Cincinnati City Council unanimously passed the 2022 budget Wednesday, a budget that bolsters the safety forces with police and fire recruit classes, fully funds the Citizens Complaint Authority and avoids layoffs, our media partners at the Cincinnati Enquirer report.

“We worked hard,” said Cincinnati City Councilman David Mann, chairman of council’s budget and finance committee. “Given the year we have been through I’m grateful we’re not laying people off.”

City Manager Paula Boggs Muething’s proposed operating budget amounts to $461 million for fiscal year 2022, up almost 11% from this year’s $416 million.

It’s buoyed with $67.5 million in federal stimulus money.

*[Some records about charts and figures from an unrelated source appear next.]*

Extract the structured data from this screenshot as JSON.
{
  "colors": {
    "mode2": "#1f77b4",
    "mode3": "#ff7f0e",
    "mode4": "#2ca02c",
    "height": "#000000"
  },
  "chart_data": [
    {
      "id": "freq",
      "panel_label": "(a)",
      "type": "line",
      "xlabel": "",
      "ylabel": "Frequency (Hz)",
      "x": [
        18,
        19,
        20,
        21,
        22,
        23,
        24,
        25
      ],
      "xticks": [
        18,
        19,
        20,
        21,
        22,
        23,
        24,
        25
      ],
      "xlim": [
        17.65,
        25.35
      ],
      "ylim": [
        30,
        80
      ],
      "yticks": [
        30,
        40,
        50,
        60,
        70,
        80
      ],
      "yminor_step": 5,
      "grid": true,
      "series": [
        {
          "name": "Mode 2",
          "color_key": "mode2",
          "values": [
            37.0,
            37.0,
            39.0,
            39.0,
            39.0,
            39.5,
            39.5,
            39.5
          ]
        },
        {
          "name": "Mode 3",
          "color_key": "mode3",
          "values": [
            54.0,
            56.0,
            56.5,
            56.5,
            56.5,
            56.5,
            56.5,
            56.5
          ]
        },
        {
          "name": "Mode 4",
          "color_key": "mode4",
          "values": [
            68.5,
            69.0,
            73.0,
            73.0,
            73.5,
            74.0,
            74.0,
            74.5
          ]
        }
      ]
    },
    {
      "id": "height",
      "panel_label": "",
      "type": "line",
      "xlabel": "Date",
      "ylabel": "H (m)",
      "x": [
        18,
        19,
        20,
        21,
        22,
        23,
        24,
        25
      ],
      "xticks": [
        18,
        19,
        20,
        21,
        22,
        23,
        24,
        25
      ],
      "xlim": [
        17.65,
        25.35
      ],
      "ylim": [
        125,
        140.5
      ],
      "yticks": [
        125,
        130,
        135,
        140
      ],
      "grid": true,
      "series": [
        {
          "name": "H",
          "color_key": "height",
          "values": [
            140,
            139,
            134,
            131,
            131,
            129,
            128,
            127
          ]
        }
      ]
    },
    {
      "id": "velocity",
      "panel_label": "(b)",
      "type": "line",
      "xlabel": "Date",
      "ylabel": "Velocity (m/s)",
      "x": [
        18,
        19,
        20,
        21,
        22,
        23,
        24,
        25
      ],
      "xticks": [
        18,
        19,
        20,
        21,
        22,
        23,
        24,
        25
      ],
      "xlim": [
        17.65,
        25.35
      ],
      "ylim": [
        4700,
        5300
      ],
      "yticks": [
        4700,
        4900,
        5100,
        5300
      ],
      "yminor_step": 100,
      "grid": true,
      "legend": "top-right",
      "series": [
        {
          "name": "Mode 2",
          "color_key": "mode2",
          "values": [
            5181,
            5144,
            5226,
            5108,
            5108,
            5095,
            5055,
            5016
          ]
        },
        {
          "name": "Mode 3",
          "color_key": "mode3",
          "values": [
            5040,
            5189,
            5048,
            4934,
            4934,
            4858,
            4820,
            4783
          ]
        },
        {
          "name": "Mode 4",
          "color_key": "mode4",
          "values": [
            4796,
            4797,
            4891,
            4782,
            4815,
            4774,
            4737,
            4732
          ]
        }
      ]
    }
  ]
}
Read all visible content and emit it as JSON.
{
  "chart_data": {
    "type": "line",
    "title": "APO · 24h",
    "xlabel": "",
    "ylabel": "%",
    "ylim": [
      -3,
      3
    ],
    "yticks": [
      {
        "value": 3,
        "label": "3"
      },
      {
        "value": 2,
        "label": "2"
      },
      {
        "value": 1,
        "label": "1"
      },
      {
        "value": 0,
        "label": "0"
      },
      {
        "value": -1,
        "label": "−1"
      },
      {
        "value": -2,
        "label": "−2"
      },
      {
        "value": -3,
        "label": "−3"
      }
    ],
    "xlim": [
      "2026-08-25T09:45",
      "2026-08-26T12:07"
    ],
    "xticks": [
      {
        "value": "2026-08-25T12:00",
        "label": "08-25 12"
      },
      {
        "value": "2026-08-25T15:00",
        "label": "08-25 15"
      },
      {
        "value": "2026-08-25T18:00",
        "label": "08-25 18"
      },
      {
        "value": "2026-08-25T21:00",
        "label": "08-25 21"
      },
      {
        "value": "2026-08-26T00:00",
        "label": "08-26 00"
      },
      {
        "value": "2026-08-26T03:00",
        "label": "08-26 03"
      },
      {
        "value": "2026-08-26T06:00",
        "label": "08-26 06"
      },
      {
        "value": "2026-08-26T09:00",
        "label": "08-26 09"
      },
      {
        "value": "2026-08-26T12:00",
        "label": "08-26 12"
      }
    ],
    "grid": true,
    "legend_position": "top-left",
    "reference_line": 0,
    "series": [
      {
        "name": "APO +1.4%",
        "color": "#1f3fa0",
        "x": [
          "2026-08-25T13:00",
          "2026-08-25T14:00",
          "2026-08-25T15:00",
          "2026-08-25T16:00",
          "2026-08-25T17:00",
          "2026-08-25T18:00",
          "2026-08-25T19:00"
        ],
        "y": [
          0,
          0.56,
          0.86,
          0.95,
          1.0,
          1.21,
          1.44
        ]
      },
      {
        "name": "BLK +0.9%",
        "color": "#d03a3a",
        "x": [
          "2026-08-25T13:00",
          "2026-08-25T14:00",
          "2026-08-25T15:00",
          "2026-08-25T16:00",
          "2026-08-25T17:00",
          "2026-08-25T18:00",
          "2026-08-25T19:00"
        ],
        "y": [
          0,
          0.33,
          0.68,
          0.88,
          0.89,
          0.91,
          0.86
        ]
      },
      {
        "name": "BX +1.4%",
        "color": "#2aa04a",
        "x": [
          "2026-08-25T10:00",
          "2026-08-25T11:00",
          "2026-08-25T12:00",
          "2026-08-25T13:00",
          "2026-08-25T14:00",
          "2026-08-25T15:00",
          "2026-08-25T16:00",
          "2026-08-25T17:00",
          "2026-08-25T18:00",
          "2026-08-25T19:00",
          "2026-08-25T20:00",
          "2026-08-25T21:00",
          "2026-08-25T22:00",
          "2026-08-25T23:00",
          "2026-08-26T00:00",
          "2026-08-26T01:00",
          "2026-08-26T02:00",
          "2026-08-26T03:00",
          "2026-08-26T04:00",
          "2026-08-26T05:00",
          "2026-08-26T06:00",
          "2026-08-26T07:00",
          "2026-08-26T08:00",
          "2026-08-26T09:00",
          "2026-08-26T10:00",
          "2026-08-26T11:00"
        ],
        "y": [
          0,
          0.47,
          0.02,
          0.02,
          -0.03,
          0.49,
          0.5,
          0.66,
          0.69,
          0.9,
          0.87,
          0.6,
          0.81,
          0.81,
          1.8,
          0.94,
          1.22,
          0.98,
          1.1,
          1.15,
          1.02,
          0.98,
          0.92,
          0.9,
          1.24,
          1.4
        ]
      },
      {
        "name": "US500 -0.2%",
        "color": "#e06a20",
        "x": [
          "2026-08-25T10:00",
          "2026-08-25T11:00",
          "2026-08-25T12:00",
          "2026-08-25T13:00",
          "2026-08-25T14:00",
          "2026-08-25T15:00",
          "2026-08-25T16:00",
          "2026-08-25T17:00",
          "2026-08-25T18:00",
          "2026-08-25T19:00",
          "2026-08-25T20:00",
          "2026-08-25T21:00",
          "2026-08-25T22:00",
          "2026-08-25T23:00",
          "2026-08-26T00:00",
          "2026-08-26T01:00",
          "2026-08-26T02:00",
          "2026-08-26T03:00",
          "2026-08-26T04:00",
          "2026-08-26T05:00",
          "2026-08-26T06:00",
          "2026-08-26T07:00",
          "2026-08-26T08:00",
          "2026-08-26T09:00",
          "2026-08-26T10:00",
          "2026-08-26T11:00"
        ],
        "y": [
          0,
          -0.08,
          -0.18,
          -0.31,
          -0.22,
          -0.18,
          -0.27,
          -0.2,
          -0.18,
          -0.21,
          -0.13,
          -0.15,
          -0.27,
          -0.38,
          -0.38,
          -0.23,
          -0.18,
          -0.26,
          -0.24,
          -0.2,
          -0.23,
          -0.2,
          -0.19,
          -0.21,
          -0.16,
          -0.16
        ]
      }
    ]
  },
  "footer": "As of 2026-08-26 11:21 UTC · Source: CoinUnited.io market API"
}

The capital budget was approved at $310.2 million, without $1 million in requested funding for preservation of the 126-year-old bell tower at First Lutheran Church on Race Street in Over-the-Rhine. Council members pledged to help the project with $500,000 in leftover 2021 budget money, according to the Cincinnati Enquirer.

The budget includes a 5% raise for the city manager, bringing her annual salary to $265,130. The item passed with an amendment guaranteeing Boggs Muething would get a review in the coming months. The Enquirer raised the issue earlier this week, noting city law required a review before any raise.

Cincinnati City Council breaks for the rest of summer now, aside from a smattering of meetings in early August. Members earn about $60,000 a year.

The 2022 will be the last budget under Mayor John Cranley, who is prevented by term limits from running for election again. He praised city employees for helping hash out the budget and noted this is his 17th budget when taking into consideration his time on city council and as mayor.

Council as part of the budget process also approved five years of water rate increases. It starts with a 3.75% water rate increase next year, followed by a 5.55% increase for each of the following four years.